С этими словами Тинрайт вскочил, выбежал в сад и, прежде чем Кроуэл и его приятели опомнились, скрылся за пеленой дождевых струй.
«Такого оборота я не предусмотрел», — признал Тинрайт, пытаясь укрыться под высокой садовой изгородью.
Холодный ветер, острый как бритва, продувал насквозь промокшую одежду, и поэту казалось, что его кожа покрывается коркой льда. Тем не менее он понимал, что возвращаться в жарко натопленный зал нельзя. К счастью, Кроуэл не узнал его под маской, и сейчас надо держаться подальше от распоясавшегося бузотера. Разумнее всего тихонько пробраться в комнату, которую Мэтт делил с Пазлом, однако идти туда не через главные залы, а в обход слишком долго. Гулять в такую непогоду у поэта не было желания.

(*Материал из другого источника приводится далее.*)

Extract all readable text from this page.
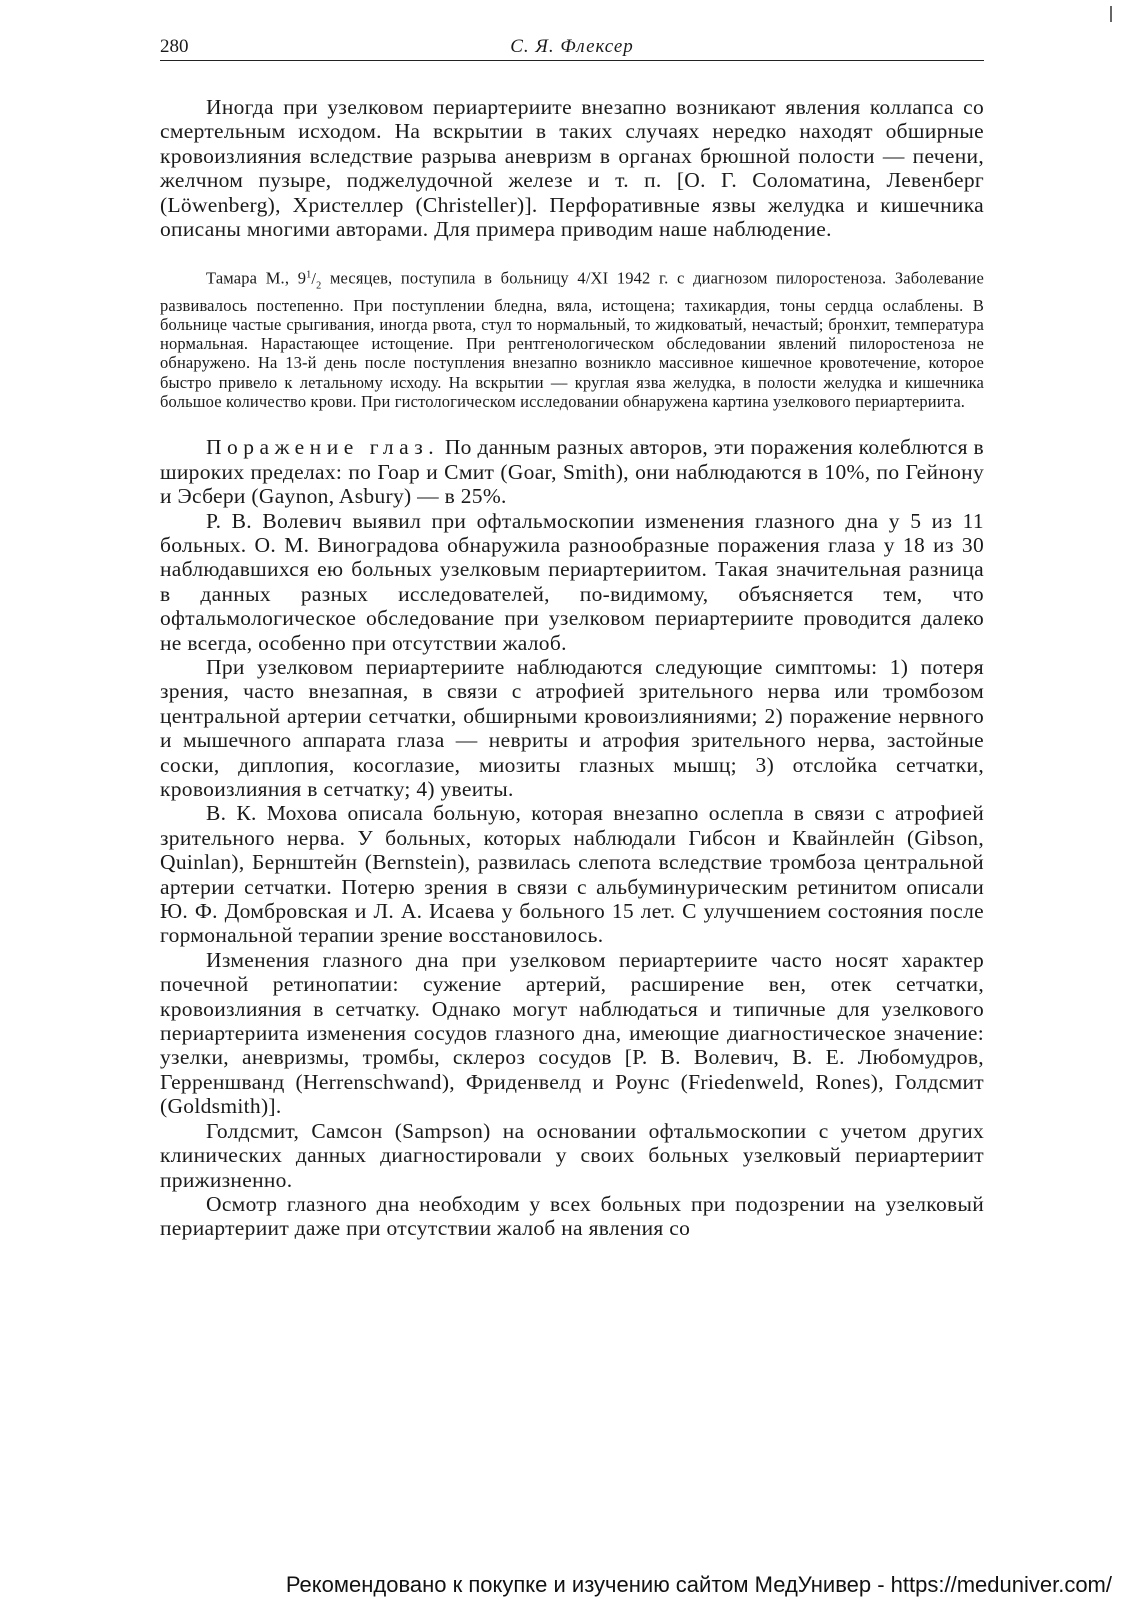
280	С. Я. Флексер

Иногда при узелковом периартериите внезапно возникают явления коллапса со смертельным исходом. На вскрытии в таких случаях нередко находят обширные кровоизлияния вследствие разрыва аневризм в органах брюшной полости — печени, желчном пузыре, поджелудочной железе и т. п. [О. Г. Соломатина, Левенберг (Löwenberg), Христеллер (Christeller)]. Перфоративные язвы желудка и кишечника описаны многими авторами. Для примера приводим наше наблюдение.

Тамара М., $9^1/_2$ месяцев, поступила в больницу 4/XI 1942 г. с диагнозом пилоростеноза. Заболевание развивалось постепенно. При поступлении бледна, вяла, истощена; тахикардия, тоны сердца ослаблены. В больнице частые срыгивания, иногда рвота, стул то нормальный, то жидковатый, нечастый; бронхит, температура нормальная. Нарастающее истощение. При рентгенологическом обследовании явлений пилоростеноза не обнаружено. На 13-й день после поступления внезапно возникло массивное кишечное кровотечение, которое быстро привело к летальному исходу. На вскрытии — круглая язва желудка, в полости желудка и кишечника большое количество крови. При гистологическом исследовании обнаружена картина узелкового периартериита.

Поражение глаз. По данным разных авторов, эти поражения колеблются в широких пределах: по Гоар и Смит (Goar, Smith), они наблюдаются в 10%, по Гейнону и Эсбери (Gaynon, Asbury) — в 25%.

Р. В. Волевич выявил при офтальмоскопии изменения глазного дна у 5 из 11 больных. О. М. Виноградова обнаружила разнообразные поражения глаза у 18 из 30 наблюдавшихся ею больных узелковым периартериитом. Такая значительная разница в данных разных исследователей, по-видимому, объясняется тем, что офтальмологическое обследование при узелковом периартериите проводится далеко не всегда, особенно при отсутствии жалоб.

При узелковом периартериите наблюдаются следующие симптомы: 1) потеря зрения, часто внезапная, в связи с атрофией зрительного нерва или тромбозом центральной артерии сетчатки, обширными кровоизлияниями; 2) поражение нервного и мышечного аппарата глаза — невриты и атрофия зрительного нерва, застойные соски, диплопия, косоглазие, миозиты глазных мышц; 3) отслойка сетчатки, кровоизлияния в сетчатку; 4) увеиты.

В. К. Мохова описала больную, которая внезапно ослепла в связи с атрофией зрительного нерва. У больных, которых наблюдали Гибсон и Квайнлейн (Gibson, Quinlan), Бернштейн (Bernstein), развилась слепота вследствие тромбоза центральной артерии сетчатки. Потерю зрения в связи с альбуминурическим ретинитом описали Ю. Ф. Домбровская и Л. А. Исаева у больного 15 лет. С улучшением состояния после гормональной терапии зрение восстановилось.

Изменения глазного дна при узелковом периартериите часто носят характер почечной ретинопатии: сужение артерий, расширение вен, отек сетчатки, кровоизлияния в сетчатку. Однако могут наблюдаться и типичные для узелкового периартериита изменения сосудов глазного дна, имеющие диагностическое значение: узелки, аневризмы, тромбы, склероз сосудов [Р. В. Волевич, В. Е. Любомудров, Герреншванд (Herrenschwand), Фриденвелд и Роунс (Friedenweld, Rones), Голдсмит (Goldsmith)].

Голдсмит, Самсон (Sampson) на основании офтальмоскопии с учетом других клинических данных диагностировали у своих больных узелковый периартериит прижизненно.

Осмотр глазного дна необходим у всех больных при подозрении на узелковый периартериит даже при отсутствии жалоб на явления со

Рекомендовано к покупке и изучению сайтом МедУнивер - https://meduniver.com/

«Лучше подождать, пока эти горлопаны перепьются и улягутся спать», — решил он, притулившись к изгороди.
Когда голоса в саду смолкли и разноцветные силуэты перестали мелькать на дорожках, поэт проникся горькой жалостью к собственной персоне.
«Что ж, если меня никто не хватился, я хотя бы могу отыскать более теплое и уютное место», — вздохнул поэт, поглубже надвигая на уши шапочку менестреля и запахиваясь в тонкий плащ.
Костюм совершенно не защищал от холода и ненастья, и Тинрайту оставалось лишь сожалеть о том, что он выбрал столь легкомысленный наряд.
«Лучше бы я нарядился монахом, надел бы толстую сутану с капюшоном, — сетовал он. — А еще лучше — грабителем с большой дороги. Они, кажется, носят шерстяные плащи, отороченные мехом. Так нет, я решил покрасоваться перед дамами и изобразить какого-то дурацкого менестреля!»
Поблуждав по мокрому саду, поэт наконец нашел беседку, более-менее защищавшую от дождя. Но стоило ему с тяжким вздохом опуститься на скамью, как он заметил, что в беседке уже кто-то есть.